On the other hand, our operating hermeneutic must ultimately be grounded in the text, or texts. It may take its cue from certain paradigm-texts, or the narrative arc over the course of many books.

7. Redemptive-historical theology

Although redemptive-historical theology isn’t synonymous with covenant theology, it’s cognate with covenant theology. It traces out the broad, evolving patterns of promise and fulfillment over long stretches of history, from beginning to end, in a chronological series of books. The literary sequence roughly parallels the chronological sequence.

In that respect, Biblical theologians like scholars like James Hamilton, T. D. Alexander, John Sailhamer, Gregory Beale, and Stephen Dempster are charting a way forward for covenant theology.

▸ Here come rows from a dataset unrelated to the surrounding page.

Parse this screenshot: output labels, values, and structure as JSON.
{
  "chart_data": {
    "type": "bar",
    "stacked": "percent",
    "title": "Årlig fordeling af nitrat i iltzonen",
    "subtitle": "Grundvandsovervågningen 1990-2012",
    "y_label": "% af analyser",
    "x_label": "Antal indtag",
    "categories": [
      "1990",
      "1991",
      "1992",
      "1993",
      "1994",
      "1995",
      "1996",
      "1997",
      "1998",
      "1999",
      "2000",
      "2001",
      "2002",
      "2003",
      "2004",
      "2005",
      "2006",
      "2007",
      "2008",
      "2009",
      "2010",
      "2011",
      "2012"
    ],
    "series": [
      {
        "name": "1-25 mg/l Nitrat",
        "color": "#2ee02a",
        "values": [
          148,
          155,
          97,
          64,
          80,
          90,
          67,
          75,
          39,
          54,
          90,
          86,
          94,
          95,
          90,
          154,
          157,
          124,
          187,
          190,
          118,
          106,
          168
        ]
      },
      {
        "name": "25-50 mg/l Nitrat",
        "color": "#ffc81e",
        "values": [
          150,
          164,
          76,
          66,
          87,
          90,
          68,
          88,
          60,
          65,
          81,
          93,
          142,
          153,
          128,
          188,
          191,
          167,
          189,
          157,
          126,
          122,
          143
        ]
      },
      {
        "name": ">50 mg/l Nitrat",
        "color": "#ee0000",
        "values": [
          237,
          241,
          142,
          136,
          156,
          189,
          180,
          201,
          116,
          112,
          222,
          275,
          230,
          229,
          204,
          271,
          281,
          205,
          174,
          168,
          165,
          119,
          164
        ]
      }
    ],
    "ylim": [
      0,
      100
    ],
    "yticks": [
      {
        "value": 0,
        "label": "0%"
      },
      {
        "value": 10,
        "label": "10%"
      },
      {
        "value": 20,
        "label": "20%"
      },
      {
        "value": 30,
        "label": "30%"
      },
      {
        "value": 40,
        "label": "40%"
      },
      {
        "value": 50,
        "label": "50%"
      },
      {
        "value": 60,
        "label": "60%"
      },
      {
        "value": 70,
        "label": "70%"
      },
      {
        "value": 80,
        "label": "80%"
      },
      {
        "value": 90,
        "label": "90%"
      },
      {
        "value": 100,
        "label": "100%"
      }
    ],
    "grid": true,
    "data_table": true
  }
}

In addition, both dispies and covenant theologians should continue to refine the locus of meaning. 


  1. Thumbs up for this post.

  2. Dear Mr Hays,

    Thank you for this very thought-provoking post.

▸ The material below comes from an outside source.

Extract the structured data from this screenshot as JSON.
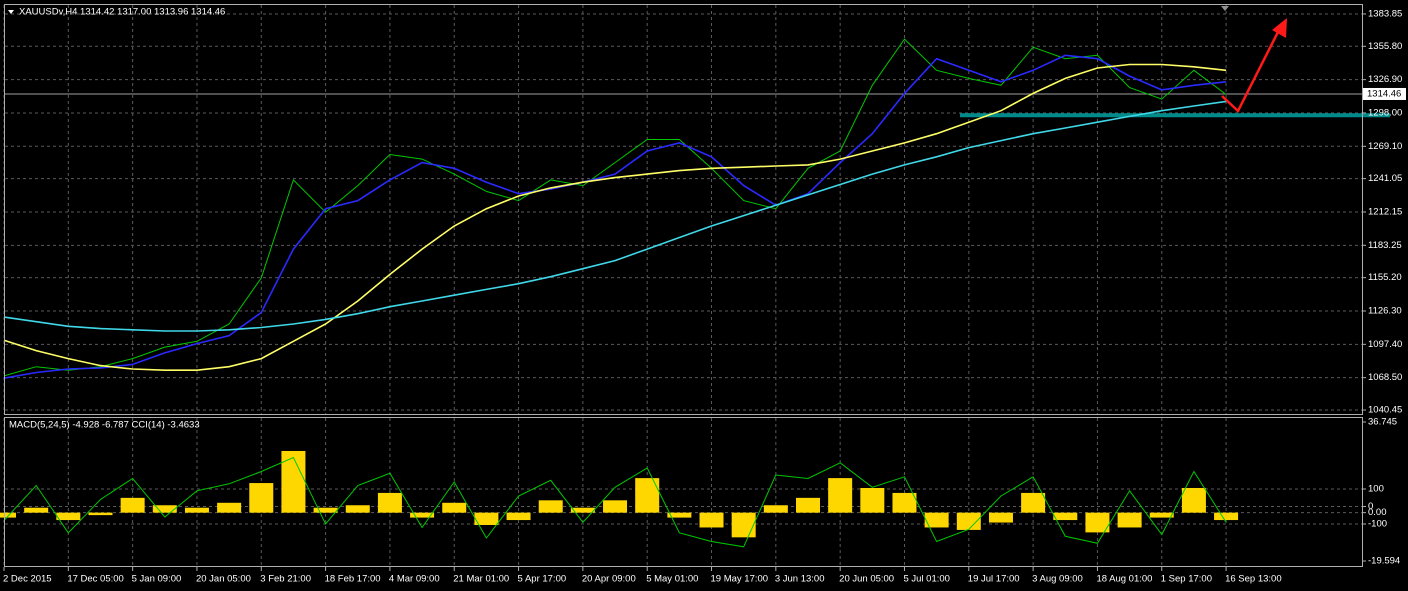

    I'd like to also mention that I admire your ability to consistently and prolifically write with such precision and insight. Your posts help me think about things I'd never thought of before.

    Thank you for sharing your gift and knowledge with us.



  3. In an otherwise extremely well written post, the use of "dispie" to refer to dispensational theologians would appear to be pejorative. When paired with "covenant theologians" this derogatory implication seems explicit. I understand that this is common, but unless you want to shorten "covenant theologians" to "covies", perhaps a little more care when referring to the labels for these systems would not be too much to ask.

    John T. "Jack" Jeffery
    Pastor, Wayside Gospel Chapel
    Greentown, PA

  4. "Dispy", and "dispies" would be included in my comment above as well. I think if you reread your post, you will notice that you slipped into this nicknaming shorthand at one point in the post, and then continued, somewhat inconsistently to repeat it. If shorthand is felt to be necessary I have used CTers and DTers once that is explained. Otherwise, covenantalism and dispensationalism, covenantist and dispensationalist, covenant theology and dispensational theology, or covenant theologian and dispensational theologian should be used equally where appropriate. I'm just sayin'... :-)

    John T. "Jack" Jeffery
    Pastor, Wayside Gospel Chapel
    Greentown, PA

  5. This is a good overall summary, Steve.

    I thought you left out one significant distinctive between DT and CT which, apart from the eschatalogical considerations you noted, is probably the most contentious (dare I say divisive?) issue between the camps, to wit - the question of proper candidacy for water baptism.

    Is this simply not a factor in your mind, or for the purposes of this post were you merely outlining the contours of how each system treats the unfolding of God's redemptive plan in history, and by extension into the future as it relates to ethnic/physical Israel?